Sono in tanti a dover chiedere scusa a Domnica…e anche a Schettino
02 Febbraio 2012
"Alla fine dovremo chiederle scusa. La presenza di Domnica Cemortan sulla plancia di comando non appare certo un dettaglio fondamentale, non cambia il corso degli eventi e non spiega le cause del disastro.
La sensazione è che il suo nome sia stato buttato sul tavolo dagli inquirenti consapevoli dell’impatto che avrebbe avuto sui media, usato come uno strumento di pressione per rendere ancora più difficile e insopportabile la vita domestica di Schettino, per convincerlo a raccontare tutto, le telefonate, gli ordini, e l’origine di quell’inchino.
Un diversivo, che per qualche giorno ha esposto al pubblico ludibrio una giovane donna, aggiungendo un aspetto pruriginoso a una faccenda maledettamente seria".
Questo scrivono Marco Imarisio e Fiorenza Sarzanini nel loro fulmineo libro sul naufragio della Costa Concordia e in effetti hanno ragione: in molti devono chiedere scusa a Domnica Cermontan, per giorni trattata dai giornali e dalle tv alla stregua di una "entraineuse" in odore di bunga-bunga, colpevole magari, di aver distratto con le sue insidie muliebri la concentrazione del comandante Schettino.
Basterebbe ricordare cosa scriveva Lidia Ravera sul Fatto Quotidiano il giorno dopo che il nome di Domnica era "stato buttato sul tavolo dagli inquirenti": Moldava, 25 anni, bionda e misteriosa. In un primo tempo, pare che non sia stata registrata a bordo, né come passeggera né come membro dell’equipaggio, né come lavoratrice addetta a riempire il tempo libero dei 3200 crocieristi. Poi arriva la smentita: non è una clandestina, non si divide fra plancia col comandante e la stiva con le patate. Pare che sia una ex dipendente della Costa Crociere, in vacanza. Pare che in plancia con il comandante avesse quindi tutti i diritti di starci. Ma a fare cosa?

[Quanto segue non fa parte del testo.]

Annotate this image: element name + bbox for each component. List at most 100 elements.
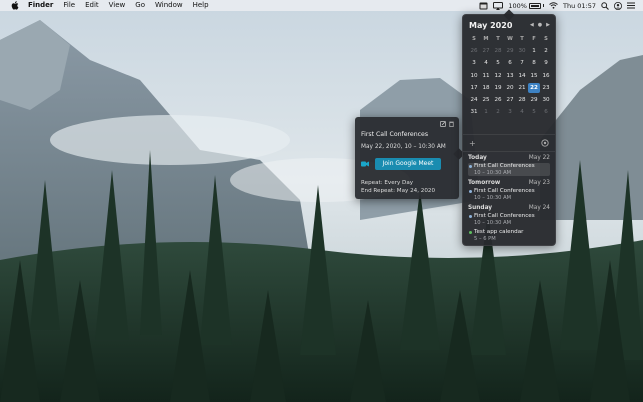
- month-title: May 2020: [469, 20, 513, 30]
- menu-app-name[interactable]: Finder: [28, 0, 53, 11]
- day-cell[interactable]: 7: [516, 58, 528, 68]
- battery-percent: 100%: [508, 1, 527, 10]
- day-cell[interactable]: 9: [540, 58, 552, 68]
- day-cell[interactable]: 29: [528, 95, 540, 105]
- agenda-day: Today May 22 First Call Conferences 10 – 10…: [468, 155, 550, 176]
- day-cell[interactable]: 8: [528, 58, 540, 68]
- agenda-event-time: 10 – 10:30 AM: [474, 220, 512, 226]
- day-cell[interactable]: 4: [480, 58, 492, 68]
- day-cell[interactable]: 14: [516, 71, 528, 81]
- day-cell[interactable]: 6: [504, 58, 516, 68]
- day-cell[interactable]: 15: [528, 71, 540, 81]
- list-icon[interactable]: [627, 1, 635, 10]
- day-cell[interactable]: 26: [468, 46, 480, 56]
- battery-indicator[interactable]: 100%: [508, 2, 544, 10]
- week-row: 31 1 2 3 4 5 6: [468, 106, 552, 118]
- month-grid: S M T W T F S 26 27 28 29 30 1 2 3 4 5 6 7 8 9 10 11 12 13 14 15 16…: [468, 33, 552, 118]
- calendar-popover: May 2020 ◀ ● ▶ S M T W T F S 26 27 28 29 30 1 2 3 4 5 6 7 8…: [462, 9, 556, 246]
- day-cell[interactable]: 2: [492, 107, 504, 117]
- day-cell[interactable]: 1: [528, 46, 540, 56]
- search-icon[interactable]: [601, 1, 609, 10]
- day-cell[interactable]: 19: [492, 83, 504, 93]
- day-cell[interactable]: 18: [480, 83, 492, 93]
- calendar-status-icon[interactable]: [479, 1, 488, 10]
- day-cell[interactable]: 11: [480, 71, 492, 81]
- previous-month-icon[interactable]: ◀: [530, 22, 534, 28]
- day-cell[interactable]: 25: [480, 95, 492, 105]
- edit-icon[interactable]: [440, 121, 446, 129]
- day-cell[interactable]: 5: [528, 107, 540, 117]
- day-cell[interactable]: 29: [504, 46, 516, 56]
- day-cell[interactable]: 3: [468, 58, 480, 68]
- weekday-header: F: [532, 36, 536, 43]
- menu-view[interactable]: View: [109, 0, 126, 11]
- agenda-day: Tomorrow May 23 First Call Conferences 10 –…: [468, 180, 550, 201]
- battery-icon: [528, 2, 541, 9]
- day-cell[interactable]: 5: [492, 58, 504, 68]
- video-camera-icon: [361, 161, 369, 167]
- menu-file[interactable]: File: [63, 0, 75, 11]
- add-event-button[interactable]: +: [469, 139, 476, 149]
- day-cell[interactable]: 30: [540, 95, 552, 105]
- weekday-header: W: [507, 36, 513, 43]
- day-cell[interactable]: 13: [504, 71, 516, 81]
- menu-go[interactable]: Go: [135, 0, 145, 11]
- day-cell[interactable]: 28: [516, 95, 528, 105]
- week-row: 24 25 26 27 28 29 30: [468, 94, 552, 106]
- day-cell[interactable]: 4: [516, 107, 528, 117]
- day-cell[interactable]: 2: [540, 46, 552, 56]
- menu-help[interactable]: Help: [193, 0, 209, 11]
- next-month-icon[interactable]: ▶: [546, 22, 550, 28]
- day-cell[interactable]: 27: [480, 46, 492, 56]
- wifi-icon[interactable]: [549, 1, 558, 10]
- agenda-event[interactable]: First Call Conferences 10 – 10:30 AM: [468, 213, 550, 226]
- day-cell[interactable]: 21: [516, 83, 528, 93]
- agenda-event[interactable]: Test app calendar 5 – 6 PM: [468, 229, 550, 242]
- settings-gear-icon[interactable]: [541, 139, 549, 149]
- event-title: First Call Conferences: [361, 131, 429, 138]
- day-cell[interactable]: 24: [468, 95, 480, 105]
- day-cell[interactable]: 1: [480, 107, 492, 117]
- day-cell[interactable]: 12: [492, 71, 504, 81]
- menu-bar: Finder File Edit View Go Window Help 100…: [0, 0, 643, 11]
- agenda-event-time: 5 – 6 PM: [474, 236, 496, 242]
- day-cell[interactable]: 6: [540, 107, 552, 117]
- week-row: 17 18 19 20 21 22 23: [468, 82, 552, 94]
- day-cell[interactable]: 3: [504, 107, 516, 117]
- agenda-event[interactable]: First Call Conferences 10 – 10:30 AM: [468, 163, 550, 176]
- week-row: 26 27 28 29 30 1 2: [468, 45, 552, 57]
- event-detail-popover: First Call Conferences May 22, 2020, 10 …: [355, 117, 465, 199]
- airplay-icon[interactable]: [493, 1, 504, 10]
- join-google-meet-button[interactable]: Join Google Meet: [375, 158, 441, 170]
- apple-icon[interactable]: [10, 1, 19, 10]
- agenda-day-name: Sunday: [468, 205, 493, 211]
- event-repeat: Repeat: Every Day: [361, 180, 414, 186]
- agenda-day-date: May 23: [528, 180, 550, 186]
- agenda-day: Sunday May 24 First Call Conferences 10 – 1…: [468, 205, 550, 242]
- menubar-clock[interactable]: Thu 01:57: [563, 2, 596, 10]
- agenda-event-title: First Call Conferences: [474, 188, 535, 194]
- agenda-day-name: Today: [468, 155, 487, 161]
- week-row: 3456789: [468, 57, 552, 69]
- day-cell[interactable]: 16: [540, 71, 552, 81]
- day-cell[interactable]: 27: [504, 95, 516, 105]
- day-cell[interactable]: 23: [540, 83, 552, 93]
- menu-window[interactable]: Window: [155, 0, 183, 11]
- day-cell[interactable]: 10: [468, 71, 480, 81]
- day-cell[interactable]: 17: [468, 83, 480, 93]
- calendar-color-dot-icon: [469, 165, 472, 168]
- agenda-day-name: Tomorrow: [468, 180, 501, 186]
- user-icon[interactable]: [614, 1, 622, 10]
- agenda-event[interactable]: First Call Conferences 10 – 10:30 AM: [468, 188, 550, 201]
- day-cell-today[interactable]: 22: [528, 82, 540, 93]
- trash-icon[interactable]: [449, 121, 454, 129]
- agenda-event-title: First Call Conferences: [474, 213, 535, 219]
- day-cell[interactable]: 28: [492, 46, 504, 56]
- day-cell[interactable]: 20: [504, 83, 516, 93]
- day-cell[interactable]: 31: [468, 107, 480, 117]
- day-cell[interactable]: 30: [516, 46, 528, 56]
- event-end-repeat: End Repeat: May 24, 2020: [361, 188, 436, 194]
- today-dot-icon[interactable]: ●: [538, 22, 542, 28]
- day-cell[interactable]: 26: [492, 95, 504, 105]
- menu-edit[interactable]: Edit: [85, 0, 99, 11]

La “bravata” che è costata la vita a 11 persone (che, quasi sicuramente, diventeranno 32) potrebbe, quindi, essere lo show-off di un maschietto in vena di vanterie a scopo di libidine. Vuoi vedere che ti sfioro la battigia? È l’Isola del Giglio, ti piace, vuoi che te la faccio guardare da vicino? Puoi fare una foto, puoi fare ciao con la manina. Puoi farti vedere dalla costa quanto sei carina…

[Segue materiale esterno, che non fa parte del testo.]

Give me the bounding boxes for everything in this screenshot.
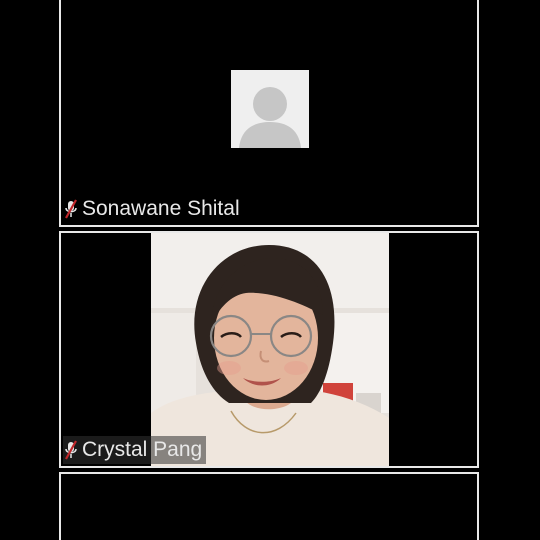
participant-video-feed [151,233,389,466]
participant-name-tag: Crystal Pang [63,436,207,464]
muted-microphone-icon [64,199,78,219]
participant-name-tag: Sonawane Shital [63,195,244,223]
video-call-gallery: Sonawane Shital Crystal Pang [0,0,540,540]
muted-microphone-icon [64,440,78,460]
participant-tile-partial[interactable] [59,472,479,540]
participant-tile-crystal-pang[interactable]: Crystal Pang [59,231,479,468]
default-avatar-icon [231,70,309,148]
participant-name: Sonawane Shital [82,197,240,220]
participant-tile-sonawane-shital[interactable]: Sonawane Shital [59,0,479,227]
participant-name: Crystal Pang [82,438,203,461]
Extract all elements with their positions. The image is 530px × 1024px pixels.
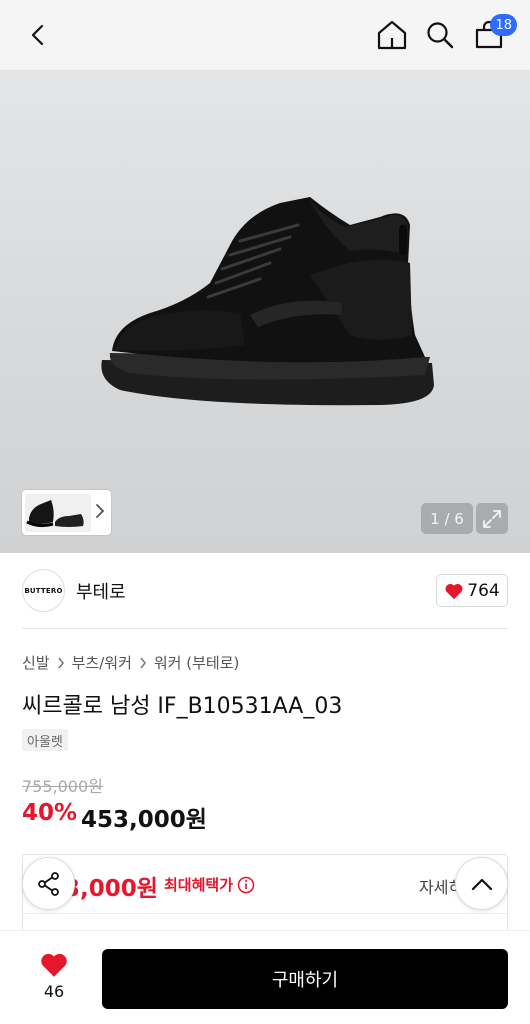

Se è vero che una certa categoria di uomini tende a considerare perfino la guida di un modesto veicolo un’esibizione di potenza virile, c’è da stupirsi se il prode Schettino ha esagerato? Un fallo lungo 290 metri, 112 mila tonnellate di stazza, può far perdere la testa al marinaio. Soprattutto se, invece di avere, come recita il celebre adagio, “una donna in ogni porto”, la donna se la porta dietro, da un porto all’altro, per tutta la navigazione.
Ma è solo un assaggio di quanto si scrisse per giorni e giorni. Molti giornalisti devono chiedere scusa a Domnica, devono chiedere scusa a Schettino e alla sua famiglia, e soprattuto devono chiedere scusa ai lettori dei loro giornali, per averli abituati, in tanti anni di cronache giudiziarie a senso unico, a credere alle parole dei magistrati come fossero oro colato. Mentre sono personaggi che danno in pasto ai media gli elementi di indagine che meglio servono a fare pressione sugli imputati affinchè collaborino e confessino.
Oggi il caso Domnica lo dimostra, e Imarisio e Sarzanini sono costretti a mettersi una mano sulla coscienza, ma quanti sono stati infangati e messi alla berlina solo come "strumento di pressione" degli inquirenti e non hanno mai ricevuto scuse?